SYDNEY — The Wilderness Society's Karen Jurd dismissed the federal government's World Environment Day activities as a "sham". The government was attempting to "jump on the green bandwagon and drive it off the rails".

Government-sponsored World Environment Day activities included the launching of a waste and recycling strategy which aims to reduce the amount of waste going to landfill by 50% by the year 2000. Recycling targets include an increase to 25% recycled material in plastic products, up from the current 6%.

"World Environment Day is meant to be a day of global celebration of humanity's place in the natural world", she said. "However, we need to be reminded that its origin lies in the recognition of the destructive human impact on the fragile planet and the urgent need to find positive solutions.

"In reality, the government has hijacked this special day, turning it into a cheap diversion from the real issues.
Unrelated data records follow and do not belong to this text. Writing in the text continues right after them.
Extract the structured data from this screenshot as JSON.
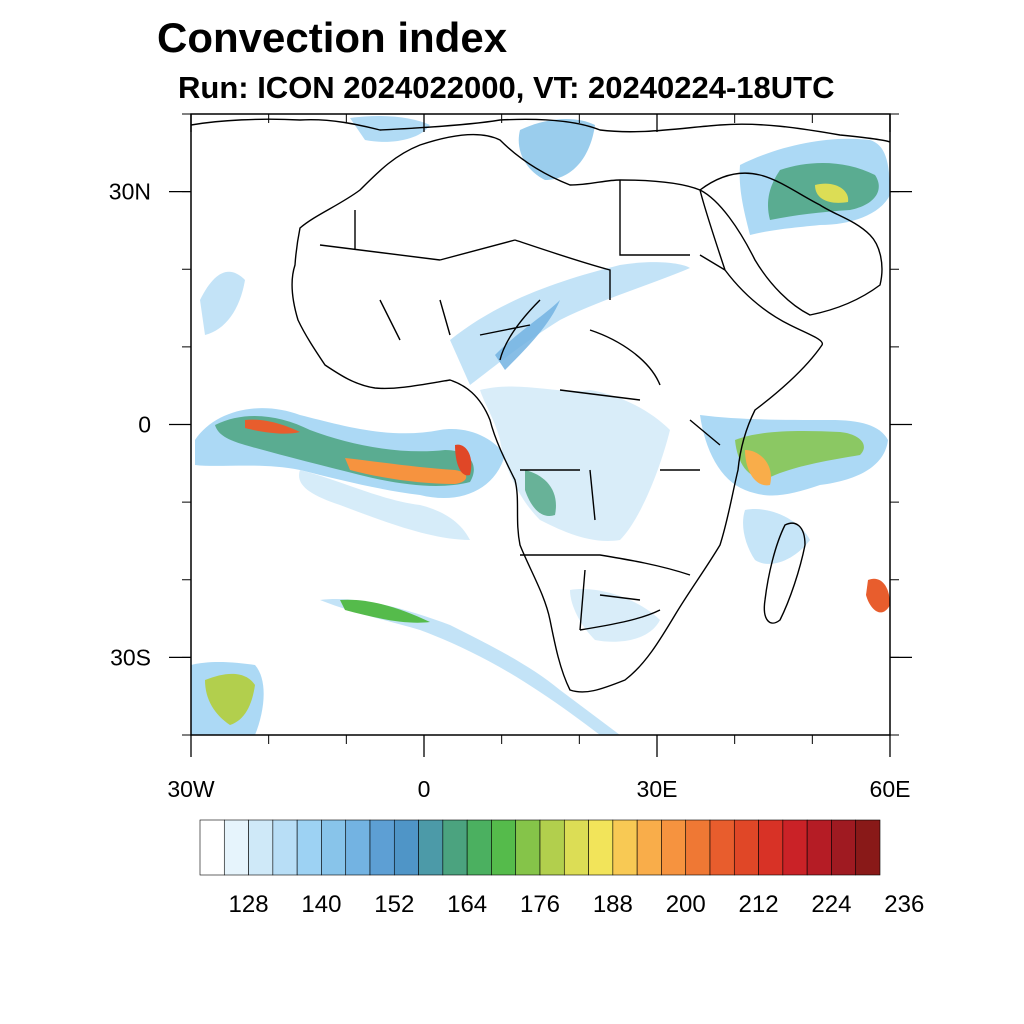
{
  "header": {
    "title": "Convection index",
    "subtitle": "Run: ICON 2024022000,  VT: 20240224-18UTC"
  },
  "map": {
    "lon_range": [
      -30,
      60
    ],
    "lat_range": [
      -40,
      40
    ],
    "background": "#ffffff",
    "coastline_color": "#000000",
    "x_ticks": [
      {
        "lon": -30,
        "label": "30W"
      },
      {
        "lon": 0,
        "label": "0"
      },
      {
        "lon": 30,
        "label": "30E"
      },
      {
        "lon": 60,
        "label": "60E"
      }
    ],
    "y_ticks": [
      {
        "lat": 30,
        "label": "30N"
      },
      {
        "lat": 0,
        "label": "0"
      },
      {
        "lat": -30,
        "label": "30S"
      }
    ],
    "minor_lon_step": 10,
    "minor_lat_step": 10
  },
  "colorbar": {
    "colors": [
      "#ffffff",
      "#e6f4fc",
      "#cfe9f8",
      "#b8def6",
      "#9dd2f3",
      "#88c4ea",
      "#73b3e2",
      "#5d9fd4",
      "#4f95c7",
      "#4c9aa8",
      "#4ba37f",
      "#4bb060",
      "#55bb4b",
      "#85c449",
      "#b2cf4d",
      "#dcdd55",
      "#f2e45a",
      "#f8c954",
      "#f9ad4a",
      "#f6933f",
      "#ef7834",
      "#e85d2d",
      "#e04727",
      "#d83226",
      "#ca2227",
      "#b51c25",
      "#9f1a21",
      "#891918"
    ],
    "labels": [
      "128",
      "140",
      "152",
      "164",
      "176",
      "188",
      "200",
      "212",
      "224",
      "236"
    ],
    "label_start_index": 2,
    "label_step": 3
  }
}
It has become a cynical exercise in tokenism."

She said that while "politicians grandstand about their green credentials, more than 5 million tonnes of Australia's native forest are being turned into woodchips for pulping each year".

Protected native forest covered less than 1% of Australia. Thousands of hectares of degraded farmland were "calling out for replanting with trees".

Hawke's promise to plant one billion trees, she said, was "hollow" in the light of proposed resource security legislation that would turn native forest into an industrial wasteland.

The Wilderness Society, she said, would mark World Environment Day by beginning a "major campaign to expose the disastrous nature of the Hawke government's forest industry strategy and fight resource security legislation. There will be no silence until the chainsaw stops."